Un impegno preso con l’obiettivo di “Sminare per impostare”. Quest’oggi ci si è concentrati, stando a quanto comunicato dalle fonti governative, sul tema delle riforme.

Non erano presenti per il governo soltanto Letta e Alfano. Alla riunione hanno presenziato anche il sottosegretario Patroni Griffi e i ministri Franceschini e Quagliariello. Il Premier, aprendo la riunione si è concentrato su alcuni punti. Il primo, di natura metodologica, era una prospettiva: “Dal successo delle riforme” – ha dichiarato Letta – “dipende la vita, la sopravvivenza del governo.

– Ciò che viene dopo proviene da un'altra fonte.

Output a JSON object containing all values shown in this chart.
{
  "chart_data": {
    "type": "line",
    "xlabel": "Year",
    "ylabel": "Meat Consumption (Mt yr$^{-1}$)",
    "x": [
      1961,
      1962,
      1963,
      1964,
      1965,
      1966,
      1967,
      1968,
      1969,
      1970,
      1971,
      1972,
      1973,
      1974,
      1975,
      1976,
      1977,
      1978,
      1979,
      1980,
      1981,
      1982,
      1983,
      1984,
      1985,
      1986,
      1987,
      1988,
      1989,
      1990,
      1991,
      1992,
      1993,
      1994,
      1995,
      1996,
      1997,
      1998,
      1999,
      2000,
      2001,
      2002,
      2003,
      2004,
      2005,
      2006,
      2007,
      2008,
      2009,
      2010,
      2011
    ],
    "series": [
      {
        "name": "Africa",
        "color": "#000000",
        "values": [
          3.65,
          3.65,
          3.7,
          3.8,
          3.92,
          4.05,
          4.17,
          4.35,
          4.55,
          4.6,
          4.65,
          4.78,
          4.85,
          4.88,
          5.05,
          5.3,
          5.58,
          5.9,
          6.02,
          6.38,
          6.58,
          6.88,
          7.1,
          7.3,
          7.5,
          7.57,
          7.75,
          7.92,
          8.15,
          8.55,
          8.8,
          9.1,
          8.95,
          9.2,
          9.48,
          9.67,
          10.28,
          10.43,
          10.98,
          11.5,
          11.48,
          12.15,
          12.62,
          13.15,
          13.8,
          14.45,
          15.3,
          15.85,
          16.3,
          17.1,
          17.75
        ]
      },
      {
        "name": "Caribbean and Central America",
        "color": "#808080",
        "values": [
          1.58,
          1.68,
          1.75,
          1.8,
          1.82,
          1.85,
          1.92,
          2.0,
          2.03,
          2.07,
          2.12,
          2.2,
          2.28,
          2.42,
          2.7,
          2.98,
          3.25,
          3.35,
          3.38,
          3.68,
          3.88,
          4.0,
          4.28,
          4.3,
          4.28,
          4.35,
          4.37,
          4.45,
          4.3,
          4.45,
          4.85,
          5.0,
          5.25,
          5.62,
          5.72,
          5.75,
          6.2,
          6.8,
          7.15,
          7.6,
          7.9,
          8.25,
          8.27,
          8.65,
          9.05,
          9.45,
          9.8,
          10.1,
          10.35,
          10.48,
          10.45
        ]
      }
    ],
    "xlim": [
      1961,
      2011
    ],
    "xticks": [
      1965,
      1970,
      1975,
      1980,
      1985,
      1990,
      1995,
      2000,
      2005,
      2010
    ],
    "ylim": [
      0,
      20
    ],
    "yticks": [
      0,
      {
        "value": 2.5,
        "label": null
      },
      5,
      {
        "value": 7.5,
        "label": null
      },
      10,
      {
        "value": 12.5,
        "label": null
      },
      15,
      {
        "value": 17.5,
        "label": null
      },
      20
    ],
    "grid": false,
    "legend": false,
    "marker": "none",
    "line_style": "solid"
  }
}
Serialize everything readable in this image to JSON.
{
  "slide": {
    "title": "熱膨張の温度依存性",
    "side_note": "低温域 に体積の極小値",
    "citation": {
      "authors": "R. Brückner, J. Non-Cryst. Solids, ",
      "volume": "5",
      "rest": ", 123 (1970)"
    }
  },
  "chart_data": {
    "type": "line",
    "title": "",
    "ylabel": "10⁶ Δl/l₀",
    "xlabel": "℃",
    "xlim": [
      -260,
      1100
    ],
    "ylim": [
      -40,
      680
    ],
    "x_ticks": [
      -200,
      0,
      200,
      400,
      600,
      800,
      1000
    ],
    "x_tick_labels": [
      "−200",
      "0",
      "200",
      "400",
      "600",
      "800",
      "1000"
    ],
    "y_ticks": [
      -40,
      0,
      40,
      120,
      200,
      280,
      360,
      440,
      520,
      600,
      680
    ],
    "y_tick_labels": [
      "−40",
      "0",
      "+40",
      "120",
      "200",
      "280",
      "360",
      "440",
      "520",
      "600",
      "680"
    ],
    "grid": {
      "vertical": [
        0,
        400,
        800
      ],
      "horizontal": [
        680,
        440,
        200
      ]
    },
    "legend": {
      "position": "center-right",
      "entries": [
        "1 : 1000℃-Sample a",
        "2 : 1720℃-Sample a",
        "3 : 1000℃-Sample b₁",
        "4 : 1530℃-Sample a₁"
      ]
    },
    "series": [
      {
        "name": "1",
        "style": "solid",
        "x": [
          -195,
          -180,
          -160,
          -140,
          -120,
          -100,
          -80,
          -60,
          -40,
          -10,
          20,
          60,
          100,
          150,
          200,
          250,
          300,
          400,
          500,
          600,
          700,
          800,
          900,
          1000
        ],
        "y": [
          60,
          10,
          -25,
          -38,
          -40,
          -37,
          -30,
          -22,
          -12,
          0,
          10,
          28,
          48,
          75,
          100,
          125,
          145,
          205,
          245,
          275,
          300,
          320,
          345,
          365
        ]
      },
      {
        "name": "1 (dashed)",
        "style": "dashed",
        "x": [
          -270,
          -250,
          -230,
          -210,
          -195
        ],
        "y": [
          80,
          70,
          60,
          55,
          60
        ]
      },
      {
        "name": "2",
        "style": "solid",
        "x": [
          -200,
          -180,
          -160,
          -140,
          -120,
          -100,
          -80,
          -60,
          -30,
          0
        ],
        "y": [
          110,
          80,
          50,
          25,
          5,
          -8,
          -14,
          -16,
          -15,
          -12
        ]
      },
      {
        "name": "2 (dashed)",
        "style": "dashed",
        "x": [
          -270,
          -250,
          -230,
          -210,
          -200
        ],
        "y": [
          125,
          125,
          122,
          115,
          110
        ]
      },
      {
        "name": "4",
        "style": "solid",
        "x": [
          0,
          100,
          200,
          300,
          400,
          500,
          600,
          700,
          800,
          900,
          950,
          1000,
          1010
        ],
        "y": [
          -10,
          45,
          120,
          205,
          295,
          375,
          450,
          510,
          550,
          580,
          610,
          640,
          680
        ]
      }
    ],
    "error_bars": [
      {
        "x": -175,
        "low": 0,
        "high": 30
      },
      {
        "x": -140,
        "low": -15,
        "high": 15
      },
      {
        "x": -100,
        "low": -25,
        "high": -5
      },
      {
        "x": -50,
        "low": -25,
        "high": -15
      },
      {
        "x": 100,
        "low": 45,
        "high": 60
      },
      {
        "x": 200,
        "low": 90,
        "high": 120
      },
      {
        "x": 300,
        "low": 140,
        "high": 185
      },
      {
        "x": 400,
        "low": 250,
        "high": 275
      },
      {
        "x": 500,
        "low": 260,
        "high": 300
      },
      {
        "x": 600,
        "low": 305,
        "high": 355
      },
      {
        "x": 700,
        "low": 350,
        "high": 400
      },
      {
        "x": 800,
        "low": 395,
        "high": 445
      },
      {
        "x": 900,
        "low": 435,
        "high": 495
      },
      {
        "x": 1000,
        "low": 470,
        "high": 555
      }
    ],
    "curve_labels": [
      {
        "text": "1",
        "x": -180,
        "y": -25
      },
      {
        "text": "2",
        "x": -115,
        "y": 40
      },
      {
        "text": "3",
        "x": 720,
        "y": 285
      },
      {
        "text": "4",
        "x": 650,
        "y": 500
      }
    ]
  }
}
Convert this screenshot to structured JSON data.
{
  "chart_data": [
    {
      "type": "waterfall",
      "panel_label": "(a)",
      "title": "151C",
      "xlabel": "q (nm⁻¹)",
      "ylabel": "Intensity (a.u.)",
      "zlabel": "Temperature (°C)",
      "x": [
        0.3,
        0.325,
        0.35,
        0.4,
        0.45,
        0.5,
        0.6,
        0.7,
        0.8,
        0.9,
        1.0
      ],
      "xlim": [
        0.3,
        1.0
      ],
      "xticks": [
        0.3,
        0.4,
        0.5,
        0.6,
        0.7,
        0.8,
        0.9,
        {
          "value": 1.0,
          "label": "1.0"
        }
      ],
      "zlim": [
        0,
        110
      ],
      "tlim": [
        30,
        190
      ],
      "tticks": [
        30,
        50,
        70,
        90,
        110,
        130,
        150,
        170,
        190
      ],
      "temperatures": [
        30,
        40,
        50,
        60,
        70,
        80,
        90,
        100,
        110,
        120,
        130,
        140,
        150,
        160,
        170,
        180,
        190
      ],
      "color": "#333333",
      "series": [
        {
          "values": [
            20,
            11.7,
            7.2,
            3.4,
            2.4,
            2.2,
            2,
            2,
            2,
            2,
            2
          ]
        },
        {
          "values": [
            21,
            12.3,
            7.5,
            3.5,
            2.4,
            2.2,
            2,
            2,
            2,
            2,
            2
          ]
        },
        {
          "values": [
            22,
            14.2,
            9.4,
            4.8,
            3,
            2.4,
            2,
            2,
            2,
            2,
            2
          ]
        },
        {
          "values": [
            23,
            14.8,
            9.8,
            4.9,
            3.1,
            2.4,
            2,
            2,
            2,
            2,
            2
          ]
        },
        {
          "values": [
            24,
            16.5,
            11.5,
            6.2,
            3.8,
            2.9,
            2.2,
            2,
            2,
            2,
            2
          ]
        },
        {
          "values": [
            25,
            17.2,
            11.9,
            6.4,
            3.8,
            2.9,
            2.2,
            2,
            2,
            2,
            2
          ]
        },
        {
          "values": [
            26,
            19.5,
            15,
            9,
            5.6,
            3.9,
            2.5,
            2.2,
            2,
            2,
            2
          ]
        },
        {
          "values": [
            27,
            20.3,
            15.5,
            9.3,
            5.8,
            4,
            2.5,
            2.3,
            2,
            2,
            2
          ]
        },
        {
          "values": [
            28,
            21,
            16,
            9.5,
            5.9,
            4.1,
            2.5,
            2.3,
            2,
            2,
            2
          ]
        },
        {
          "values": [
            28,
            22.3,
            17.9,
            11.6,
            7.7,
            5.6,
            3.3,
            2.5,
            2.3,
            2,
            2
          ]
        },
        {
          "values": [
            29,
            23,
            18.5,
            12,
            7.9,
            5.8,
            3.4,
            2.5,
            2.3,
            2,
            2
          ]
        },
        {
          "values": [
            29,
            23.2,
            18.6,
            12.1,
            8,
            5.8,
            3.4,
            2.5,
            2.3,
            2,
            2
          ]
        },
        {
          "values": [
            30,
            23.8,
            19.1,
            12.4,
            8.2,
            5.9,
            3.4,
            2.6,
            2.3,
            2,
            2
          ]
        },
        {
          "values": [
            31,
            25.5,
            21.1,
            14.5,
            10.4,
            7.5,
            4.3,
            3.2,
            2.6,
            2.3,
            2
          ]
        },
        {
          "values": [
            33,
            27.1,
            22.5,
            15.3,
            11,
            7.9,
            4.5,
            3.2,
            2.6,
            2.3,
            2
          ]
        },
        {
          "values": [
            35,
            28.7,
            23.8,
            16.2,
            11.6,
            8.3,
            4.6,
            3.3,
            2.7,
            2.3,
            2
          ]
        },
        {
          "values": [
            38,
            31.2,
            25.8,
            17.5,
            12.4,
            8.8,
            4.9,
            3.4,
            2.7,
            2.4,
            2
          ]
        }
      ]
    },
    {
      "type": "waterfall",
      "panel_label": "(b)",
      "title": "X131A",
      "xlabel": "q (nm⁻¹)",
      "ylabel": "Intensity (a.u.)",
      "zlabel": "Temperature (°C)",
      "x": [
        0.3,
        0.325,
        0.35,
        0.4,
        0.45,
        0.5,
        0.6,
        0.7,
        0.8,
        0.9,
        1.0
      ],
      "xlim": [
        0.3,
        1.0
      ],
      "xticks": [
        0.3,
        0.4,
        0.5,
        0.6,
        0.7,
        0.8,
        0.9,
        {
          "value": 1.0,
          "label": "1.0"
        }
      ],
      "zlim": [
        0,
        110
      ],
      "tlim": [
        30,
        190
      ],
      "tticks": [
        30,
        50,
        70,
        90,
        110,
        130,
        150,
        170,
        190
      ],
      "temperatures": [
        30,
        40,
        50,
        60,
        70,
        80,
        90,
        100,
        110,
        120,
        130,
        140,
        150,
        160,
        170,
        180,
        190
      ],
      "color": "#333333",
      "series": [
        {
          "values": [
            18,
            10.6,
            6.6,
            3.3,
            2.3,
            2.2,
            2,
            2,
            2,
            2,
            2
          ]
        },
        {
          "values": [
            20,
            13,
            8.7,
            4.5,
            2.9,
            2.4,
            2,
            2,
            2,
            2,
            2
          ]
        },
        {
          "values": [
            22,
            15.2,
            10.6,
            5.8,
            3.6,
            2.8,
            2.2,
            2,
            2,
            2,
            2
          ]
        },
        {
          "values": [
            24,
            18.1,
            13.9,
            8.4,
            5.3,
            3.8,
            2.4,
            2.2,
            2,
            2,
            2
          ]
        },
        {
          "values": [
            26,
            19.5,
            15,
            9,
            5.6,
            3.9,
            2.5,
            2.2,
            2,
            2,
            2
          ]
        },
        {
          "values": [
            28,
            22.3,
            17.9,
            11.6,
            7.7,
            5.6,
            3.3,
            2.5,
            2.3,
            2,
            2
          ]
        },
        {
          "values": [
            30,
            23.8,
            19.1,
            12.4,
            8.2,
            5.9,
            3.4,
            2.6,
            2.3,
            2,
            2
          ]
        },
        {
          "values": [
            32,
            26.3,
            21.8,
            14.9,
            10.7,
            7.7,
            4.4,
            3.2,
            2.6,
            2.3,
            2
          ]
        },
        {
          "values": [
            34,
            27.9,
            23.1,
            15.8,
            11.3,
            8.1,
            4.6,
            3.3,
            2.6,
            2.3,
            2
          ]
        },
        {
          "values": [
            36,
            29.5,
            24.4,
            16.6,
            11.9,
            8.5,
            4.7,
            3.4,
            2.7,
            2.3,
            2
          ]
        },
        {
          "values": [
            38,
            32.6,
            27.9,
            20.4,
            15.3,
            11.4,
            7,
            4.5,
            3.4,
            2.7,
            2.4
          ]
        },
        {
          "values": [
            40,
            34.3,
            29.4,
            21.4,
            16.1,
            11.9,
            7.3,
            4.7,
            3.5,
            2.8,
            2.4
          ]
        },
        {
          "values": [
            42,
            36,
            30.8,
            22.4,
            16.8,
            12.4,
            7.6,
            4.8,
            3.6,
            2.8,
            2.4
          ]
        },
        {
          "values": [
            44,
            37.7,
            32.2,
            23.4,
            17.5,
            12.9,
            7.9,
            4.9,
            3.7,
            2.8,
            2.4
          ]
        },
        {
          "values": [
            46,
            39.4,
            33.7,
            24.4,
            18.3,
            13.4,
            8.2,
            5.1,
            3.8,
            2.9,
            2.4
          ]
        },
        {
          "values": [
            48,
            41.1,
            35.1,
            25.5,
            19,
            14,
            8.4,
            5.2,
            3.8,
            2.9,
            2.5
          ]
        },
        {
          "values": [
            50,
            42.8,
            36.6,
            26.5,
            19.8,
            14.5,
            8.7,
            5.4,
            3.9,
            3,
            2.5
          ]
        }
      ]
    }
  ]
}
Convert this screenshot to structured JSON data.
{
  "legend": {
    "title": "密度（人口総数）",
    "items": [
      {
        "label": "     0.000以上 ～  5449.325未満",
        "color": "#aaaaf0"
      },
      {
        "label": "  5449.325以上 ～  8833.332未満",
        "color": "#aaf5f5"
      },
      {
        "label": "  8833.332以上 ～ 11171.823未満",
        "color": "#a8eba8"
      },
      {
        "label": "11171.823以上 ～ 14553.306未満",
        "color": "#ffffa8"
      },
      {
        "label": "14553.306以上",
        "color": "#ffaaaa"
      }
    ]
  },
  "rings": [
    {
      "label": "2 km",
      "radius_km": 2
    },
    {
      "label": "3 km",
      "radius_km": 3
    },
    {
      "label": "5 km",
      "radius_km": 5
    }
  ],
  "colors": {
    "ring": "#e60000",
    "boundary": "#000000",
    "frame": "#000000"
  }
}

E quindi della stessa legislatura”.


Poi, Letta ha parlato della legge elettorale: va subito messa in sicurezza la legge elettorale.

Occorre farlo entro l’estate, al fine di evitare che si possa andare a votare con il l’attuale porcellum.

Letta non è entrato nel merito di come debba essere riformato, né sullo strumento legislativo da utilizzare, anche se probabilmente sarà un disegno di legge governativo.

La riunione è servita per mettere a punto un percorso da seguire per effettuare le riforme: si inizia il 29 maggio, giorno in cui in Parlamento si discuteranno le mozioni.

Il giorno seguente il governo nominerà il comitato di esperti e lo stesso giorno sarà avviato l’iter del progetto di legge costituzionale che farà nascere l’organismo che si occuperà delle riforme.

Un organismo tutto interno al Parlamento, una sorta di “commissione costituente” formata da senatori e deputati. Sull’iter c’è, riferiscono le fonti, l’impegno ad approvare la legge al più presto, anche entro l’anno. Letta, in avvio di riunione ha ringraziato Renato Schifani per aver fatto richiesta del ritiro del ddl Compagna sul dimezzamento della pena per il reato di concorso esterno in associazione mafiosa, ribribadendo che questo è l’atteggiamento giusto, perché va nella direzione dello sminamento del lavoro del governo.